Он выразительно посмотрел на Оби-Вана, и тот мысленно застонал, но вида не подал. Долг – это веский довод, который, несмотря ни на что, безотказно работал, и Квай-Гон прекрасно об этом знал.
– Изучить все возможности – наша обязанность, – признал Оби-Ван; похоже, голос мог подвести его в любой момент, поскольку мозг придавал каждой фразе сексуальный подтекст. – И рассмотреть под каждым углом, – двусмысленно добавил он. Вполне может сработать.
Квай-Гон одобрительно кивнул:
– Уверен, что мы оба достаточно взрослые, чтобы обсудить все возможные недоразумения, до того, как они перерастут в проблему, – заверил он падавана, который к тому времени был уже уверен, что мастер сознательно его провоцирует.
Квай-Гон поднялся с кровати, скинув свою просторную коричневую мантию на стоящее поблизости кресло.
– Представь своего желаемого партнера, – спокойно проинструктировал он, как будто речь шла о тренировке на мечах (и Оби-Ван усмехнулся тому, в какое русло направил его мысли этот комментарий).
Квай-Гон подошел вплотную к ученику, тщательно осмотрел его тунику, расправил ее, как будто падавану предстояло держать экзамен перед аттестационной комиссией. У Оби-Вана перехватило дыхание, и он уставился в одну точку. Ну и что ему теперь делать?
– Открой себя заново. Измени себя. Перестрой. Притворись, – легко играл словами Квай-Гон, поднимая подбородок падавана и встречаясь с ним взглядом.
Оби-Ван не был уверен, не послал ли он свою предыдущую мысль через учебную связь. Становилось слишком опасно: сможет ли он справиться? Да уж, притворись. Как будто ему нужно было что-то изображать, чтобы действовать так, как ему хотелось… И тут Квай-Гон своей большой, нежной рукой взял падавана сзади за шею, притягивая того ближе, медленно, как будто давая Оби-Вану возможность сбежать, если он захочет.
Сбежать, как же. Оби-Ван чувствовал себя тиреллианской антилопой, попавшей под луч прожектора. Все его восприятие сузилось до приближающегося рта, до слова «притворись», виновато повисшего между ними. Краткое мгновение теплое дыхание ласкало его губы, а затем его захватил, полностью завладел им этот исследующий, мягкий рот. Квай-Гон, уже не хладнокровно, скорее изучающе, сладко целовал Оби-Вана, и это мгновенно лишило того остатков самообладания. Он здесь, сейчас, целует своего мастера, мужчину, которого он обожал и желал многие годы, но… но… притворяясь.
Оби-Ван жестко пресек эту мысль, и решительно вошел языком между разомкнутых губ Квай-Гона.
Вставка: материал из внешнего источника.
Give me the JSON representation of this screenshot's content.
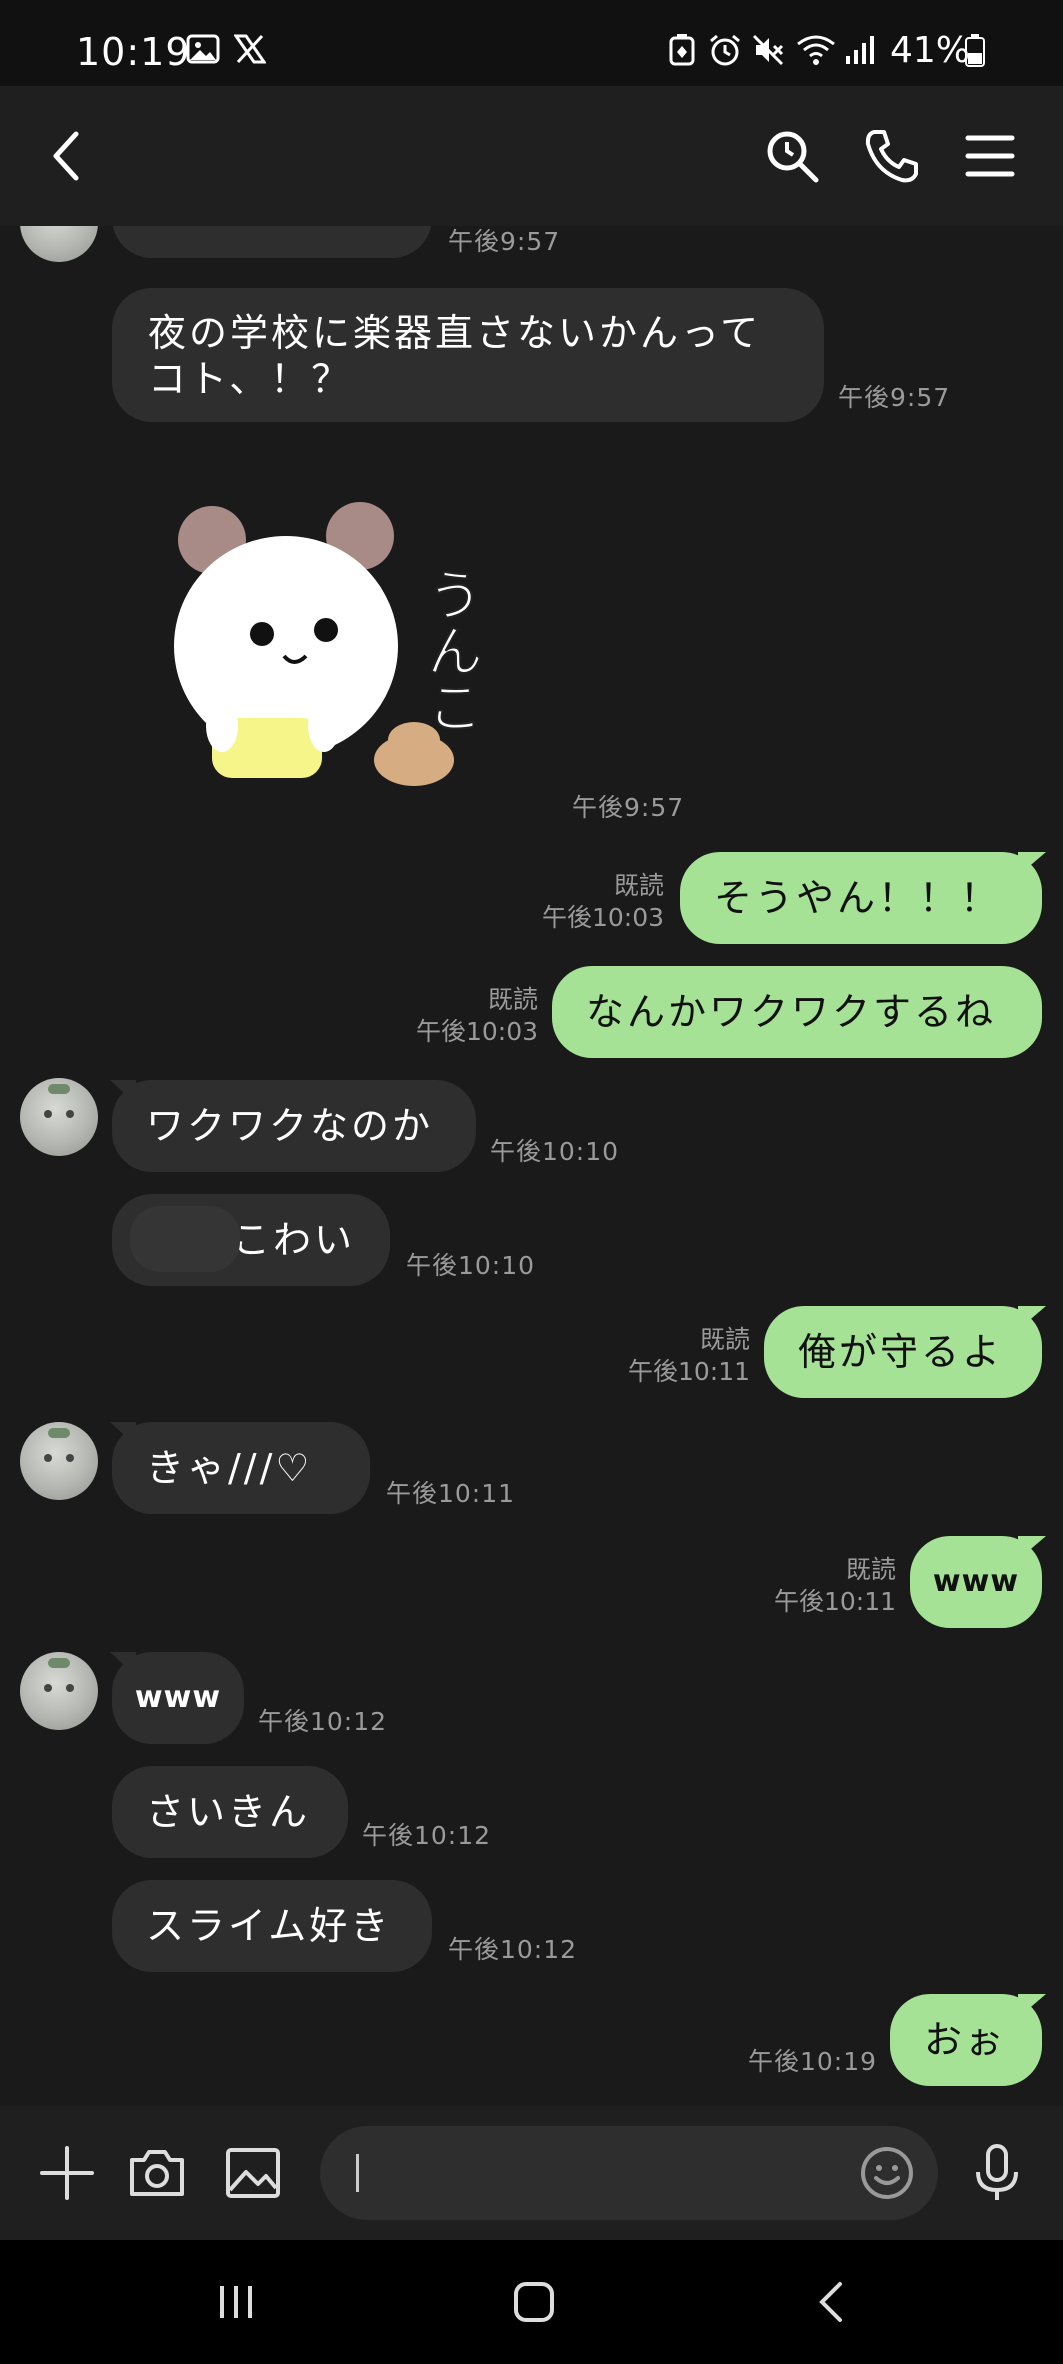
{
  "status_bar": {
    "time": "10:19",
    "battery": "41%",
    "icons": [
      "gallery-icon",
      "x-icon",
      "battery-saver-icon",
      "alarm-icon",
      "mute-icon",
      "wifi-icon",
      "signal-icon",
      "battery-icon"
    ]
  },
  "header": {
    "icons": [
      "back-icon",
      "search-icon",
      "call-icon",
      "menu-icon"
    ]
  },
  "messages": [
    {
      "side": "in",
      "text": "",
      "time": "午後9:57"
    },
    {
      "side": "in",
      "text": "夜の学校に楽器直さないかんってコト、！？",
      "time": "午後9:57"
    },
    {
      "side": "in",
      "type": "sticker",
      "sticker_text": "うんこ",
      "time": "午後9:57"
    },
    {
      "side": "out",
      "text": "そうやん！！！",
      "read": "既読",
      "time": "午後10:03"
    },
    {
      "side": "out",
      "text": "なんかワクワクするね",
      "read": "既読",
      "time": "午後10:03"
    },
    {
      "side": "in",
      "text": "ワクワクなのか",
      "time": "午後10:10"
    },
    {
      "side": "in",
      "text": "こわい",
      "time": "午後10:10"
    },
    {
      "side": "out",
      "text": "俺が守るよ",
      "read": "既読",
      "time": "午後10:11"
    },
    {
      "side": "in",
      "text": "きゃ///♡",
      "time": "午後10:11"
    },
    {
      "side": "out",
      "text": "www",
      "read": "既読",
      "time": "午後10:11"
    },
    {
      "side": "in",
      "text": "www",
      "time": "午後10:12"
    },
    {
      "side": "in",
      "text": "さいきん",
      "time": "午後10:12"
    },
    {
      "side": "in",
      "text": "スライム好き",
      "time": "午後10:12"
    },
    {
      "side": "out",
      "text": "おぉ",
      "time": "午後10:19"
    }
  ],
  "input_bar": {
    "placeholder": "",
    "icons": [
      "plus-icon",
      "camera-icon",
      "image-icon",
      "emoji-icon",
      "mic-icon"
    ]
  },
  "colors": {
    "background": "#1a1a1a",
    "incoming_bubble": "#2e2e2e",
    "outgoing_bubble": "#a5e295",
    "timestamp": "#9a9a9a"
  }
}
Встречая новый требовательный поцелуй, он вытягивал из глубин себя безысходность последних лет, одиночество, любовь, жгучую страсть и выталкивал все это на поверхность. Игра, роли, притворство – все для того, чтобы довериться настоящему, приспособиться к нему. Просто еще одно правило: не важно, что ты испытываешь, – нужно держать лицо.
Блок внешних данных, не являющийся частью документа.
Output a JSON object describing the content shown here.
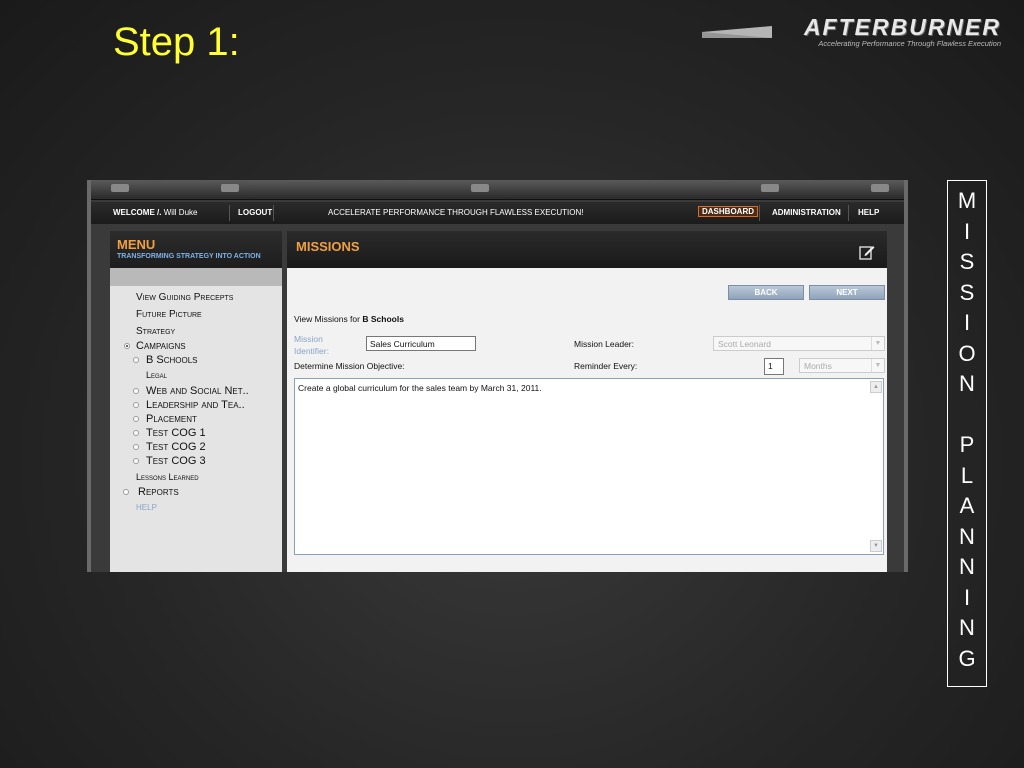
{
  "slide": {
    "title": "Step 1:",
    "vertical_label": [
      "M",
      "I",
      "S",
      "S",
      "I",
      "O",
      "N",
      "",
      "P",
      "L",
      "A",
      "N",
      "N",
      "I",
      "N",
      "G"
    ]
  },
  "logo": {
    "name": "AFTERBURNER",
    "tagline": "Accelerating Performance Through Flawless Execution"
  },
  "topbar": {
    "welcome": "WELCOME /.",
    "user": "Will Duke",
    "logout": "LOGOUT",
    "slogan": "ACCELERATE PERFORMANCE THROUGH FLAWLESS EXECUTION!",
    "dashboard": "DASHBOARD",
    "administration": "ADMINISTRATION",
    "help": "HELP"
  },
  "menu": {
    "title": "MENU",
    "subtitle": "TRANSFORMING STRATEGY INTO ACTION",
    "items": [
      {
        "label": "View Guiding Precepts"
      },
      {
        "label": "Future Picture"
      },
      {
        "label": "Strategy"
      },
      {
        "label": "Campaigns"
      },
      {
        "label": "B Schools"
      },
      {
        "label": "Legal"
      },
      {
        "label": "Web and Social Net.."
      },
      {
        "label": "Leadership and Tea.."
      },
      {
        "label": "Placement"
      },
      {
        "label": "Test COG 1"
      },
      {
        "label": "Test COG 2"
      },
      {
        "label": "Test COG 3"
      },
      {
        "label": "Lessons Learned"
      },
      {
        "label": "Reports"
      },
      {
        "label": "HELP"
      }
    ]
  },
  "missions": {
    "title": "MISSIONS",
    "back": "BACK",
    "next": "NEXT",
    "view_prefix": "View Missions for",
    "view_target": "B Schools",
    "identifier_label_1": "Mission",
    "identifier_label_2": "Identifier:",
    "identifier_value": "Sales Curriculum",
    "leader_label": "Mission Leader:",
    "leader_value": "Scott Leonard",
    "objective_label": "Determine Mission Objective:",
    "reminder_label": "Reminder Every:",
    "reminder_value": "1",
    "reminder_unit": "Months",
    "objective_text": "Create a global curriculum for the sales team by March 31, 2011."
  },
  "icons": {
    "edit": "edit-icon",
    "dropdown": "chevron-down-icon",
    "radio": "radio-icon"
  },
  "colors": {
    "title": "#ffff33",
    "accent": "#f0a040",
    "link_blue": "#7fb2e8"
  }
}
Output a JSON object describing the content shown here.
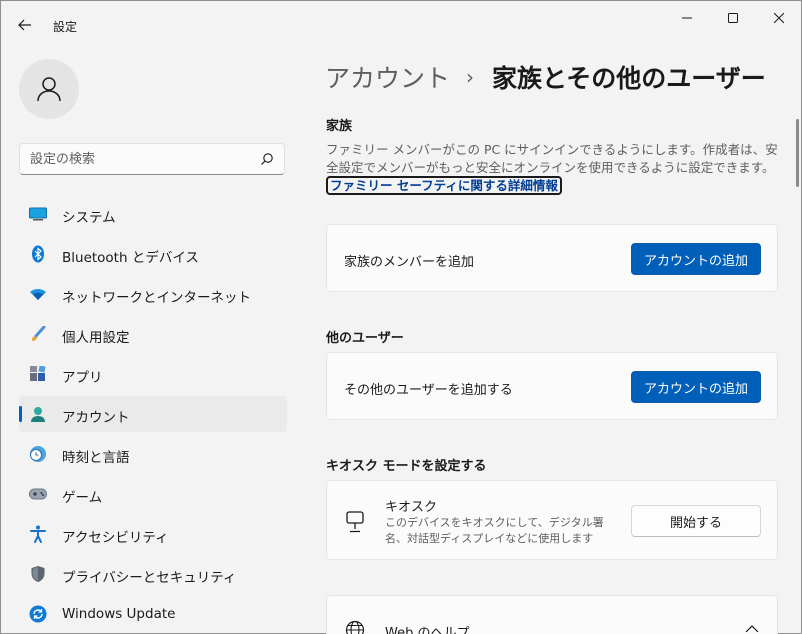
{
  "window": {
    "title": "設定",
    "controls": [
      "minimize-icon",
      "maximize-icon",
      "close-icon"
    ]
  },
  "sidebar": {
    "search_placeholder": "設定の検索",
    "items": [
      {
        "label": "システム",
        "icon": "system-icon"
      },
      {
        "label": "Bluetooth とデバイス",
        "icon": "bluetooth-icon"
      },
      {
        "label": "ネットワークとインターネット",
        "icon": "wifi-icon"
      },
      {
        "label": "個人用設定",
        "icon": "brush-icon"
      },
      {
        "label": "アプリ",
        "icon": "apps-icon"
      },
      {
        "label": "アカウント",
        "icon": "account-icon",
        "active": true
      },
      {
        "label": "時刻と言語",
        "icon": "time-language-icon"
      },
      {
        "label": "ゲーム",
        "icon": "gamepad-icon"
      },
      {
        "label": "アクセシビリティ",
        "icon": "accessibility-icon"
      },
      {
        "label": "プライバシーとセキュリティ",
        "icon": "shield-icon"
      },
      {
        "label": "Windows Update",
        "icon": "windows-update-icon"
      }
    ]
  },
  "breadcrumb": {
    "parent": "アカウント",
    "separator": "›",
    "current": "家族とその他のユーザー"
  },
  "family": {
    "title": "家族",
    "description": "ファミリー メンバーがこの PC にサインインできるようにします。作成者は、安全設定でメンバーがもっと安全にオンラインを使用できるように設定できます。",
    "link": "ファミリー セーフティに関する詳細情報",
    "card_label": "家族のメンバーを追加",
    "button": "アカウントの追加"
  },
  "other_users": {
    "title": "他のユーザー",
    "card_label": "その他のユーザーを追加する",
    "button": "アカウントの追加"
  },
  "kiosk": {
    "title": "キオスク モードを設定する",
    "card_title": "キオスク",
    "card_desc": "このデバイスをキオスクにして、デジタル署名、対話型ディスプレイなどに使用します",
    "button": "開始する"
  },
  "web_help": {
    "title": "Web のヘルプ"
  },
  "colors": {
    "accent": "#005fb8",
    "background": "#f3f3f3",
    "card": "#fbfbfb"
  }
}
Совершенно бесполезные навыки, понял Оби-Ван, изливая застарелые бессилие и жажду в поцелуй. Он даже не сомневался: что-то из этого просачивается сквозь учебную связь. Его губы скользили по губам Квай-Гона, ловя и играя, его язык танцевал с другим, мягким, быстрым, ловким. Он не мог точно вспомнить, когда именно обвил руками шею мастера или когда именно они начали вжиматься друг в друга, сливаясь в единое целое посреди комнаты. Притворяясь ли? Страсть выплескивалась волнами. Несомненно, все только к лучшему, даже если это не совсем то – а точнее совсем не то – чем это считает Квай-Гон.
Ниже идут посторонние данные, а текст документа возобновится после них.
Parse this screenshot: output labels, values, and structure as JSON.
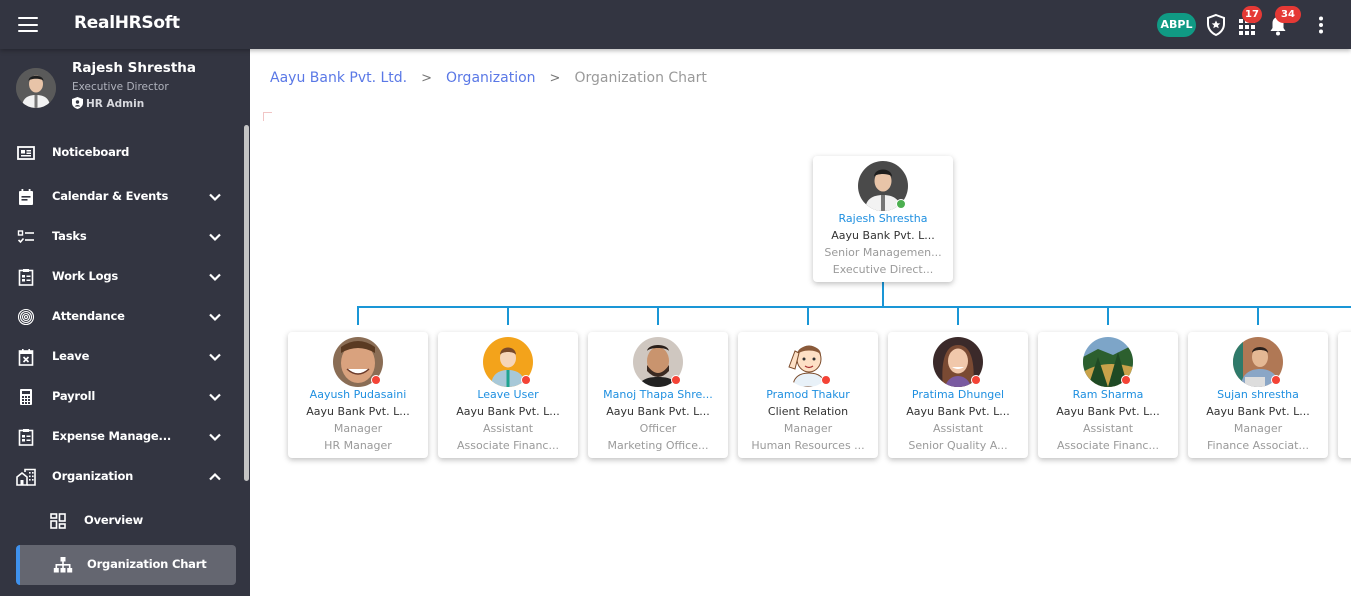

Он прикусил губу Квай-Гона, упиваясь ответным стоном. Его длинные пальцы вплелись в волосы мастера, такие же мягкие и притягательные, как и всегда. Он каждый день помогал расчесывать их, но сейчас, пропуская пальцы сквозь пряди, во время такого поцелуя… он застонал Квай-Гону в рот.
«Годы, годы», – бешено вертелось в голове у Оби-Вана, и он бессознательно отправил свои переживания через связь. «Один взгляд, одно слово, и я бы примчался к вам», – мысленно пробормотал он и тут же, испугавшись сам себя, отшатнулся. Квай-Гона, похоже, больше беспокоило то, что поцелуй так внезапно прекратился.
– Отпусти это, Падаван, – успокаивающе сказал он, и Оби-Ван понял, что мастер все еще думает о себе, как о третьей стороне. И не смог разобраться, что он чувствует по этому поводу: облегчение или разочарование.
Рот Квай-Гона снова накрыл губы Оби-Вана, на этот раз жестко, кусая и проталкиваясь языком. «Отпустить, – подумал Оби-Ван. – Отпустить все. Излить ему свою боль, страх быть отвергнутым и тоску бессонных ночей. Избавиться от них – и снова начать дышать».
Лихорадочные поцелуи переместились к уху Оби-Вана, и он обнаружил, что ревностно цепляется за бессилие и страх. Дыхание мастера обожгло кожу шепотом:
– Отдай это мне, Оби-Ван. Не держи больше в себе.
Но он ни за что не сможет, Оби-Ван теперь был в этом уверен. Как справиться с этим, когда Квай-Гон даже не догадывается о его настоящих чувствах? Только правда способна принести облегчение.
«Возможность обязательно представится», – прозвучал в его голове мудрый голос мастера. Это было его любимое изречение, и Оби-Ван сумел отпустить в Силу хотя бы часть своего беспокойства.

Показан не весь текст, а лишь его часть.